Anti-PEGIDA Demonstration in Düsseldorf 19.01.2015
Image: REUTERS/Ina Fassbender

Speaking in the western French city of Strasbourg on Monday, Muiznieks said that a series of attacks on refugee shelters and regular demonstrations against an alleged "Islamization" of Europe in recent months were "clear signs" of increasing of intolerance in Germany.

Following a visit to Germany, Muiznieks also said the affair surrounding the alleged murders by the neo-Nazi National Socialist Underground (NSU) had brought to light "institutional bias and other serious shortcomings in police and security services."

'Problematic' medical care

As well as calling for improvement in criminal prosecution of racist acts, the Council of Europe's human rights commissioner also said that clear instructions for police and prosecutors as well as training courses for judges would be necessary.

On a positive note, Muiznieks welcomed Germany's decision to provide its Federal Office for Migration and Refugees (BAMF) with almost 2,000 new jobs, but added that language courses would also be necessary to improve the reception and integration of asylum seekers. The medical care for migrants in some German states was "problematic," he said.

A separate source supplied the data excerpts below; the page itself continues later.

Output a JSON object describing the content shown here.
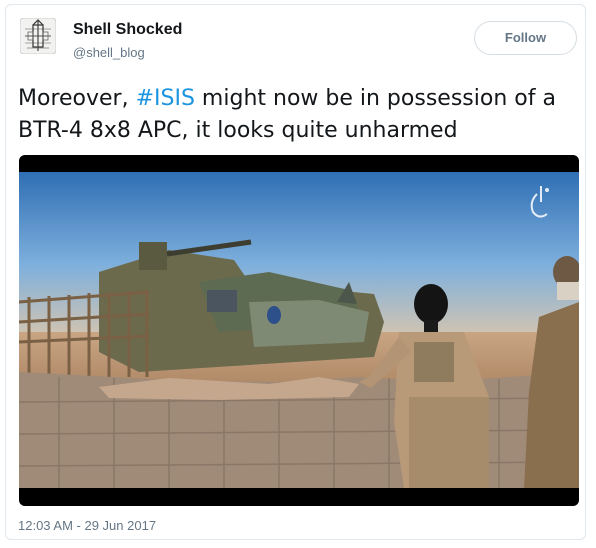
{
  "tweet": {
    "user": {
      "display_name": "Shell Shocked",
      "handle": "@shell_blog",
      "avatar_icon": "rocket-sketch-avatar-icon"
    },
    "follow_label": "Follow",
    "text_before_hashtag": "Moreover, ",
    "hashtag": "#ISIS",
    "text_after_hashtag": " might now be in possession of a BTR-4 8x8 APC, it looks quite unharmed",
    "media": {
      "type": "video-still",
      "watermark_icon": "media-logo-watermark-icon"
    },
    "timestamp": "12:03 AM - 29 Jun 2017"
  },
  "colors": {
    "link": "#1b95e0",
    "text": "#14171a",
    "muted": "#657786",
    "border": "#e1e8ed"
  }
}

Muiznieks' criticism on Monday came less than a week after Germany came under fire from the United Nations (UN) Committee on the Elimination of Racial Discrimination.

"Racism in Germany is not only found in extreme right-wing circles, but in all parts of society," the German government admitted during the UN review.

Germany expects to receive some 400,000 new asylum applications in 2015 - twice as many as last year.

Lübeck court sentences arsonist

In the northern German city of Lübeck on Monday, a tax collector was sentenced to two years on probation after confessing to the arson attack on an uninhabited refugee home in the nearby town on Escheburg in February.

The 39-year-old claimed he had started the fire to prevent Iraqi refugees from moving into the neighborhood.

The arson attack on accommodation intended for use by asylum seekers was just one of many in Germany in recent months in cities as far apart as Vorra in Bavaria, Tröglitz in Saxony-Anhalt and Limburgerhof in Rhineland-Palatinate.